At the end of World War One Britain was bankrupt. The ‘land fit for heroes’ would need to be delayed. Debts needed paying and the economy needed to move away from its long ‘war footing’ conditions. Wages needed holding back, women needed to go home and the workers themselves needed to be put back in their place after 5 years of increased power. None of this went down well with the newly empowered working class. They wanted more – more power, more leisure and more money – and they wanted it now before their numbers had been diluted by returning soldiers and unemployment rose again and diluted their power. It was here that the government discovered that the old remedies of carrot and stick no longer sufficed. The carrot was a shrunken remnant and the stick…..? The stick – in the shape of the police and military forces – was seemingly more inclined to join any rebellion than put it down. Indeed during the Liverpool police strike of 1919 fresh army recruits (returned veterans were considered too volatile) fired on striking policemen while naval warships sat in Liverpool harbour with their guns trained on the city itself. It would only take a single low-level commander to panic and fire into the crowd to ignite at all – at least that’s what the Tory government felt.

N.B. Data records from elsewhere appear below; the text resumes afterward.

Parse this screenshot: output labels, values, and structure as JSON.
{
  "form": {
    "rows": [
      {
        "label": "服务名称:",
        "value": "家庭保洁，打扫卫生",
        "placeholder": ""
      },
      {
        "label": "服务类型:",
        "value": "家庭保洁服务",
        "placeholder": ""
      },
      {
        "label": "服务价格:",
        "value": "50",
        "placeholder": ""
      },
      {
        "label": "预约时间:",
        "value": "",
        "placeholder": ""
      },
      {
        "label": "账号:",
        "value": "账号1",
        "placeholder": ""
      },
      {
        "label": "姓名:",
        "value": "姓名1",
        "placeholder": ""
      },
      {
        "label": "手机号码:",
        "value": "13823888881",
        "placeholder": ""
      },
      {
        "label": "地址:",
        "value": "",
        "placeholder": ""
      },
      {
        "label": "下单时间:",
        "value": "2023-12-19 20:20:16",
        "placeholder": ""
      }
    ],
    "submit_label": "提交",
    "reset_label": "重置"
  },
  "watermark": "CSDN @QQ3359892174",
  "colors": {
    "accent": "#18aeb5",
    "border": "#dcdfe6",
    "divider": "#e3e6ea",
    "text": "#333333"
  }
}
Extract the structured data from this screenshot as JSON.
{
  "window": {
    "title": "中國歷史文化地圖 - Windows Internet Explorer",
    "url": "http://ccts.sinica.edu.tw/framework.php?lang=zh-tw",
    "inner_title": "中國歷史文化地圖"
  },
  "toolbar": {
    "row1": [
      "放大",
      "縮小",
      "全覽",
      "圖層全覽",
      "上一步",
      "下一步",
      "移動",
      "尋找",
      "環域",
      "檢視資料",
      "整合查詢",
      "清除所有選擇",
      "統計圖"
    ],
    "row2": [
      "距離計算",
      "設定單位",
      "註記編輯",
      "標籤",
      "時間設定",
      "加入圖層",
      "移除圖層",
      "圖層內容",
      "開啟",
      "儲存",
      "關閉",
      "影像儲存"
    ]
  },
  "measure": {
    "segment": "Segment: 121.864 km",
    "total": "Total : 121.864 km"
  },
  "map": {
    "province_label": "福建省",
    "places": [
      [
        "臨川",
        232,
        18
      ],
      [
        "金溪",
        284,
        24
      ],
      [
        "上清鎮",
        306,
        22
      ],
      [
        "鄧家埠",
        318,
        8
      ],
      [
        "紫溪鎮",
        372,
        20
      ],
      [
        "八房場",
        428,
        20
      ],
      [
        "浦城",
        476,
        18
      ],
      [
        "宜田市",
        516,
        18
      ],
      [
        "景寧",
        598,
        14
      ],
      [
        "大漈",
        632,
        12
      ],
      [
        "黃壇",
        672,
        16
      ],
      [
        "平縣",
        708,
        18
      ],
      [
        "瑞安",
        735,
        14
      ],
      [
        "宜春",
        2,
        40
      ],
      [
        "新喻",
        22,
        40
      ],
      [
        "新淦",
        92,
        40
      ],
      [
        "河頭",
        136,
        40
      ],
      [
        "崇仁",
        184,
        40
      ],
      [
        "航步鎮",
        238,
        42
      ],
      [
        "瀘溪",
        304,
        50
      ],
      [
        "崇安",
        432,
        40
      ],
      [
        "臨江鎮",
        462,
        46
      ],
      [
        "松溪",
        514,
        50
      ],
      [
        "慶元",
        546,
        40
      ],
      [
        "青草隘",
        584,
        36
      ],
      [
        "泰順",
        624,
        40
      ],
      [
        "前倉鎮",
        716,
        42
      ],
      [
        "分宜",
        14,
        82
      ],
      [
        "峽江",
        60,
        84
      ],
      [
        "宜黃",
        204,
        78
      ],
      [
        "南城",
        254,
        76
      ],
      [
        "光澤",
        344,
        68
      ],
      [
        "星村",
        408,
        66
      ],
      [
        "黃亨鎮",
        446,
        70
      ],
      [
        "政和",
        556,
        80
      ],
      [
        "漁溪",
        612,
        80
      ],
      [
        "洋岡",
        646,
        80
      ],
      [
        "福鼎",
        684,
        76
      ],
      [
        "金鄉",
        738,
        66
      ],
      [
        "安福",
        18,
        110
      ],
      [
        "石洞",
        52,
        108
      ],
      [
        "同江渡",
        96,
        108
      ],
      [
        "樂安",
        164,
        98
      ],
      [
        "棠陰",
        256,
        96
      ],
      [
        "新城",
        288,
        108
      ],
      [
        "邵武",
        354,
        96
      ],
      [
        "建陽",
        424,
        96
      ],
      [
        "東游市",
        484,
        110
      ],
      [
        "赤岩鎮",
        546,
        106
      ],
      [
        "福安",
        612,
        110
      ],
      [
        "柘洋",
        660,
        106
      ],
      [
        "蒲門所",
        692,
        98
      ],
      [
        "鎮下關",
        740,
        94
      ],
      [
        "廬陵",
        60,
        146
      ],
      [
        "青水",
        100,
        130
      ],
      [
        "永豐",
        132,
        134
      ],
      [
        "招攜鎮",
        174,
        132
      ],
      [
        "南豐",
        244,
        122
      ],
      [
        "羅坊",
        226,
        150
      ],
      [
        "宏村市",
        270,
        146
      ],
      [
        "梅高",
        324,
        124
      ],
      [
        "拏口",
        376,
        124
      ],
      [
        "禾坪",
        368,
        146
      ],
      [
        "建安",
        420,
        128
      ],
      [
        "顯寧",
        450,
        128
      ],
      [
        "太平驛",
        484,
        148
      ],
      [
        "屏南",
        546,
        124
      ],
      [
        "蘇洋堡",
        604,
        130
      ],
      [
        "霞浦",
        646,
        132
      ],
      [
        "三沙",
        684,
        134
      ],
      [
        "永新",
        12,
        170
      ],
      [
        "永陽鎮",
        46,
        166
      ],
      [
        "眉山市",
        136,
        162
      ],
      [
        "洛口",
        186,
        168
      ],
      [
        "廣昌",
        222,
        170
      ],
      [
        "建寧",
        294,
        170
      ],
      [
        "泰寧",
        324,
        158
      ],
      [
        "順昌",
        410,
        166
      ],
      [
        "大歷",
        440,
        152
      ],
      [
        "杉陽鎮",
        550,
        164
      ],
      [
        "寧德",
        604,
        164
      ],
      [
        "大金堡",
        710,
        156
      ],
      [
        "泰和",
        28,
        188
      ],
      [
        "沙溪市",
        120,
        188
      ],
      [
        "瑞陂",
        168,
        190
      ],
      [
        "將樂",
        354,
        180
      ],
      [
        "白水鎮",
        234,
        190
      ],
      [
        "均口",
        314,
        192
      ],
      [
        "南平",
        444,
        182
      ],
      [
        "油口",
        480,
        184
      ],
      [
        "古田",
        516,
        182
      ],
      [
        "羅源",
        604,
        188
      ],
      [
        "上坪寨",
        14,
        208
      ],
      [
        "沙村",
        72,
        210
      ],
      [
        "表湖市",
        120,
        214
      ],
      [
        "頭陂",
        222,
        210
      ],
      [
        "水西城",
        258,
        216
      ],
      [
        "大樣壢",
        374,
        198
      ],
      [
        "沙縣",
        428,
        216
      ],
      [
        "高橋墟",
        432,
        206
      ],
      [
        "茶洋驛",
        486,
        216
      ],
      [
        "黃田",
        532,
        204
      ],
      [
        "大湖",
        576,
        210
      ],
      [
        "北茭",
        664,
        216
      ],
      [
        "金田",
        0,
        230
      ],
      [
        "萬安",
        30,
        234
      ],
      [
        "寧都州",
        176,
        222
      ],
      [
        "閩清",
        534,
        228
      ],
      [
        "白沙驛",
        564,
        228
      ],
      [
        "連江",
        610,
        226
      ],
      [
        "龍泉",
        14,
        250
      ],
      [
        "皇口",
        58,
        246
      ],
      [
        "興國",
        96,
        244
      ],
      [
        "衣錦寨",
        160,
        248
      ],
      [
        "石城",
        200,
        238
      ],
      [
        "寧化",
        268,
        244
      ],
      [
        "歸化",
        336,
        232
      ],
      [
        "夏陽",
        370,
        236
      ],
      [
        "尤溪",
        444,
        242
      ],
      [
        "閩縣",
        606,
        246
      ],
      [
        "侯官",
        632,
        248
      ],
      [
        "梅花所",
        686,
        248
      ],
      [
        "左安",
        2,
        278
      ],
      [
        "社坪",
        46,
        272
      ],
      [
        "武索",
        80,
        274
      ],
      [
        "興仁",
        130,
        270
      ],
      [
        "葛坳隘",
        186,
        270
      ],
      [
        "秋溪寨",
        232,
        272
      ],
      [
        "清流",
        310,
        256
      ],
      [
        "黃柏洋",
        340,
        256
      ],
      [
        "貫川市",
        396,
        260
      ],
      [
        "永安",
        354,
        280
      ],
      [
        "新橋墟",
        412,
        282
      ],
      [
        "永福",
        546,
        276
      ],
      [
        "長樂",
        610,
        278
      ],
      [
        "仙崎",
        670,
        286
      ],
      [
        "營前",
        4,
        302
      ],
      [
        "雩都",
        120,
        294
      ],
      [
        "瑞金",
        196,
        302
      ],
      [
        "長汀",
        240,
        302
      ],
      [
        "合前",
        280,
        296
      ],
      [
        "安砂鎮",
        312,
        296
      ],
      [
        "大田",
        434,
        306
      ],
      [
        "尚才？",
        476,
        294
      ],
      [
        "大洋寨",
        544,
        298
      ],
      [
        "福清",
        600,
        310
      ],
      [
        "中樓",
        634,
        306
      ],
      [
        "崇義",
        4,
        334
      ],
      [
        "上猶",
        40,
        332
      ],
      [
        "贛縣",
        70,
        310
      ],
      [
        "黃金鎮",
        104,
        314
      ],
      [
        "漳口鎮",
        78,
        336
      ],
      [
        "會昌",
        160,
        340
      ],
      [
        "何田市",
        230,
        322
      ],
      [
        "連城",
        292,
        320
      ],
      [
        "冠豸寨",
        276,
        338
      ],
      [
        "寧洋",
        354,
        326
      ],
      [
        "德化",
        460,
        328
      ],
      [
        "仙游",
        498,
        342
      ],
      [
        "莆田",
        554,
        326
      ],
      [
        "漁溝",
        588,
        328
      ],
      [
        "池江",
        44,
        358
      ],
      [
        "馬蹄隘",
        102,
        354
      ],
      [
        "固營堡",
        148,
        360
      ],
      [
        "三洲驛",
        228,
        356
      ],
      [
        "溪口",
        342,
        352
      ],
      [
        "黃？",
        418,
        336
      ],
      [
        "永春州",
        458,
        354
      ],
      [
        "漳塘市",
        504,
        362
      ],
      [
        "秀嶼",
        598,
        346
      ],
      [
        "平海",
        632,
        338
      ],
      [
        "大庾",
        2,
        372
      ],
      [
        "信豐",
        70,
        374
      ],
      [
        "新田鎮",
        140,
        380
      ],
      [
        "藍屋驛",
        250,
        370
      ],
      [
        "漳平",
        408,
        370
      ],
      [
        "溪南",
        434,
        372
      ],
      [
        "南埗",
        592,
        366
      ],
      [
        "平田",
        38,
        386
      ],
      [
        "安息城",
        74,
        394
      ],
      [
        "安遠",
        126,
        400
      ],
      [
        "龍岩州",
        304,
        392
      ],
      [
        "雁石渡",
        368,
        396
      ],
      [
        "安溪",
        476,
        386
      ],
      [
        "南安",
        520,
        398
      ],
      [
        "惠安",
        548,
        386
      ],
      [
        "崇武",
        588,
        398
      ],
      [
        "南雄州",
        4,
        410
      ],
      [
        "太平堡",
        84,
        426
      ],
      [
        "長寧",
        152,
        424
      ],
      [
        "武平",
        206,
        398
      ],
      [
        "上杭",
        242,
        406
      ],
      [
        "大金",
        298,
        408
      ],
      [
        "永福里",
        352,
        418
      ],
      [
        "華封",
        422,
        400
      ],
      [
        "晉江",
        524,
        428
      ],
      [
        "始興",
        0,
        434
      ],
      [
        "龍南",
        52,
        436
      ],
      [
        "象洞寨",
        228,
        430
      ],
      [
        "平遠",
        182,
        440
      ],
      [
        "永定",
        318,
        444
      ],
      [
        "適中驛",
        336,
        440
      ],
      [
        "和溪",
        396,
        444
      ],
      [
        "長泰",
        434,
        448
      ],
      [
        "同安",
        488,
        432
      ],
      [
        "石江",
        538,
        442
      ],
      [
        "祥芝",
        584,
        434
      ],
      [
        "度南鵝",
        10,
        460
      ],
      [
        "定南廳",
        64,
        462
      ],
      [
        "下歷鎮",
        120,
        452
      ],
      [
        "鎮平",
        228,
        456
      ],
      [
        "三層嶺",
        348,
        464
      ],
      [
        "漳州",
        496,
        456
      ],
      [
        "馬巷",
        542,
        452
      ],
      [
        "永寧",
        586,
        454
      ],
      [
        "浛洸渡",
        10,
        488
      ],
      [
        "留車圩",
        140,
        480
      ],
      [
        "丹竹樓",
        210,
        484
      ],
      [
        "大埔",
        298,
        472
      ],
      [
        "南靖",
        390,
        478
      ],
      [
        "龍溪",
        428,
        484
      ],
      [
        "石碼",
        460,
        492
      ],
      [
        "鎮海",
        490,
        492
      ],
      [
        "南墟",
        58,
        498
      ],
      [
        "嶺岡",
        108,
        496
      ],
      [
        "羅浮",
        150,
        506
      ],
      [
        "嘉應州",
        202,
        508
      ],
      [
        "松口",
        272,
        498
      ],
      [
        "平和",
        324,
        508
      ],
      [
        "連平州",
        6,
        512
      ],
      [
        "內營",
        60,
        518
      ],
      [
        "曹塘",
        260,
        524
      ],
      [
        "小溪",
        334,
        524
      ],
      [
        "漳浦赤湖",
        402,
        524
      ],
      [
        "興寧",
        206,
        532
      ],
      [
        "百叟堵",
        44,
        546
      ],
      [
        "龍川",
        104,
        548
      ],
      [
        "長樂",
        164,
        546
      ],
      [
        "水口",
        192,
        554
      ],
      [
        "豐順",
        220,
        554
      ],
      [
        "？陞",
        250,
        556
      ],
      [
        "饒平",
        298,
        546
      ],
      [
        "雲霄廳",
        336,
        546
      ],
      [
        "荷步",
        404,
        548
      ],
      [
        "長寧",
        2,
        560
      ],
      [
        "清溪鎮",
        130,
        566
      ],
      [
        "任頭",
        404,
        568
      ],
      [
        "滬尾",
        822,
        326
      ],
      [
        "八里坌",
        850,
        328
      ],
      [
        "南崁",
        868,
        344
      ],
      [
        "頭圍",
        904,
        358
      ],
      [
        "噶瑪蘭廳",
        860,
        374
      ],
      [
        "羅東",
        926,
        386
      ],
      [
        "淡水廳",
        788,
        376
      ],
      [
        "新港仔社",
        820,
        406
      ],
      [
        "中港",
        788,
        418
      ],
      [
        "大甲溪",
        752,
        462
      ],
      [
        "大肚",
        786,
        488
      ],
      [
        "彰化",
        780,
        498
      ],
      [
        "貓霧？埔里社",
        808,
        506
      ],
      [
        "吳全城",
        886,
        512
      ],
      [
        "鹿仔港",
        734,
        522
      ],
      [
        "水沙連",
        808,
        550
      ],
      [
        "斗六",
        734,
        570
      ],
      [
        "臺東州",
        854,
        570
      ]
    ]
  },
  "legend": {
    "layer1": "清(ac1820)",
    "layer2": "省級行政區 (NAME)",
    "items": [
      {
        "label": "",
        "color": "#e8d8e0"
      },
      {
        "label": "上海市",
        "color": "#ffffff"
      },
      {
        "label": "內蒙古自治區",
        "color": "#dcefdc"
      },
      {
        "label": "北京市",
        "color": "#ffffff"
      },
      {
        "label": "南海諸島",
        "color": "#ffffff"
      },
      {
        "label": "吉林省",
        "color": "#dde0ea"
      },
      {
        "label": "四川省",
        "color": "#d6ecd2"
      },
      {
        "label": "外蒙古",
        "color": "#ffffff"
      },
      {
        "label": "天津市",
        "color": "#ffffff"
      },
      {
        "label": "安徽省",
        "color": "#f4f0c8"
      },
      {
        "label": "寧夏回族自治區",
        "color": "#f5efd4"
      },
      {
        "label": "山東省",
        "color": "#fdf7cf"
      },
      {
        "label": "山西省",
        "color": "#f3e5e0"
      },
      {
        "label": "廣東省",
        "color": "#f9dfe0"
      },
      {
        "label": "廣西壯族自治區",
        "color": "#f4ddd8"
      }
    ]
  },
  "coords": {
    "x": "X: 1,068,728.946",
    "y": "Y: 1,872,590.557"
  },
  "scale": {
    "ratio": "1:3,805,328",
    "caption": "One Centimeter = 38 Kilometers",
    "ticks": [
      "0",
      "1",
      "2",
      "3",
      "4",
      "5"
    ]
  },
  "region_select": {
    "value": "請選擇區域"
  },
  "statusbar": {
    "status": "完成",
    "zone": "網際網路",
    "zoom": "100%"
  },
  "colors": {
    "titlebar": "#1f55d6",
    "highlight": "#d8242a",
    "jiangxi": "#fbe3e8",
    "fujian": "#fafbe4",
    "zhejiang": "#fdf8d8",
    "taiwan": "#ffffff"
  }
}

Clearly such a revolution never occurred. A mixture of luck, planning and divide and conquer tactics – playing individual unions off against each other and using the Trade Unions Congress (TUC) to take the heat out of any revolutionary talk got them past the point of no return. It was a close run thing it seemed but just how close is anyone’s guess. Could it have happened here? Possibly. The circumstances seemed to be ripe but, according to the author, without one critical component – a revolutionary vanguard to lead the way. Again this may be the case. The fact that the author was a member of the Socialist Workers Party (a hard Left pro-revolutionary party) undoubtedly played into this idea. This doesn’t mean he was wrong – just somewhat suspect. One of the things I am most intrigued by is that so little of this period has made it into the history books. It’s almost as if there’s a conspiracy to deny people knowledge of their (almost) revolutionary past. I find that most interesting. Definitely food for thought and an area that deserves more attention.     

6 comments:

mudpuddle said...

you're right about that... history is made by the ones who write it...

CyberKitten said...

Most definitely. Odd, though, how books about this sort of thing seem to be few and far between [grin]

VV said...

Argh! So many good books piling up and no time to read. This semester is being especially brutal to me.

VV said...

I was just talking to my students today about the Philosophes and our Revolution that overthrew the British government. The notion that government was created to protect person and property, and if it’s not doing that, you have the right to overthrow it. I expect to be reported to the authorities soon and lose my job. 🤣

CyberKitten said...

But isn't the right to rebel written into your Constitution? [grin]

VV said...

Yup, but we’ve long stopped abiding by our constitution : 🙁 We hold these truths to be self-evident, that all men are created equal, that they are endowed by their Creator with certain unalienable Rights, that among these are Life, Liberty and the pursuit of Happiness. — That to secure these rights, Governments are instituted among Men, deriving their just powers from the consent of the governed, — That whenever any Form of Government becomes destructive of these ends, it is the Right of the People to alter or to abolish it, and to institute new Government, laying its foundation on such principles and organizing its powers in such form, as to them shall seem most likely to effect their Safety and Happiness.